Previous studies with migrant workers, their families and communities have shown that it is not sufficient to stay active merely on the migrant community level - there is a need to bring the information gathered in a very organized way and cohesive way to the attention of governments.

It is well-known that in many instances the national instruments designed to provide protection from foreign migrant workers to the receiving community, are not sufficient as they are easily amended without the knowledge of such a community to get protection from diseases carried by the foreign migrant workers. At another level agreements made between sending and receiving countries are kept away from the receiving community and those advocating on their behalf for the protection and promotion of their rights.

Blind eye

Sending countries within the region have not merely become dependent on the remittances but also political, economic and social agendas and in the process policy makers have turned a blind eye to the issue of protection of rights of receiving community. The laws are written in such a way that do not provide a strong legal framework to punish those who abuse the system. Bilateral agreements that effectively protect the rights of receiving community are difficult to obtain because of the unequal power relation between the sending and receiving countries.
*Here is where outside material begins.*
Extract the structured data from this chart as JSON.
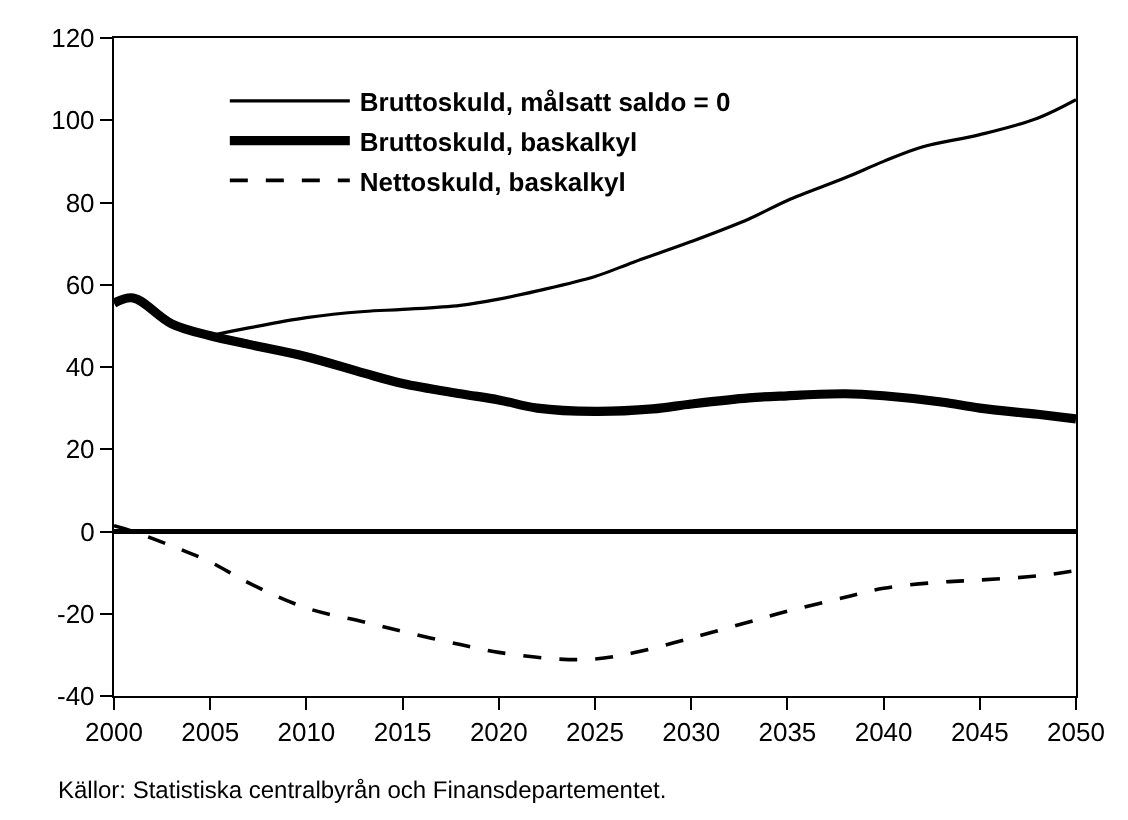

Facilitation of collective bargaining processes between sending and receiving countries could contribute to the development of a model bilateral agreement that would be readily adopted by responsible sending and receiving countries. It is a well-known fact that receiving communities are struggling to adapt to ‘unprecedented’ levels of migration.

Collective capacities

It is proposed that what a receiving community’s citizens think, the way they perceive their social conditions, their social segmentation, their willingness to underwrite with their own resources, local social services, and their individual collective capacities for entrepreneurship and cooperative (though not necessarily consensual) effort are as important as the community’s economic and physical infrastructures.

The economic benefits derived from influx of foreign workers has resulted in social costs and social problems including rising crimes, fraud, social deviance, healthcare costs and the transmission of communicable diseases including HIV/AIDS and tuberculosis. In that context policies to control the impact of foreign workers in spreading diseases, creating high risk environments and risk behaviours associated with dilemma for the spread of diseases such as HIV/AIDS and tuberculosis have to be implemented.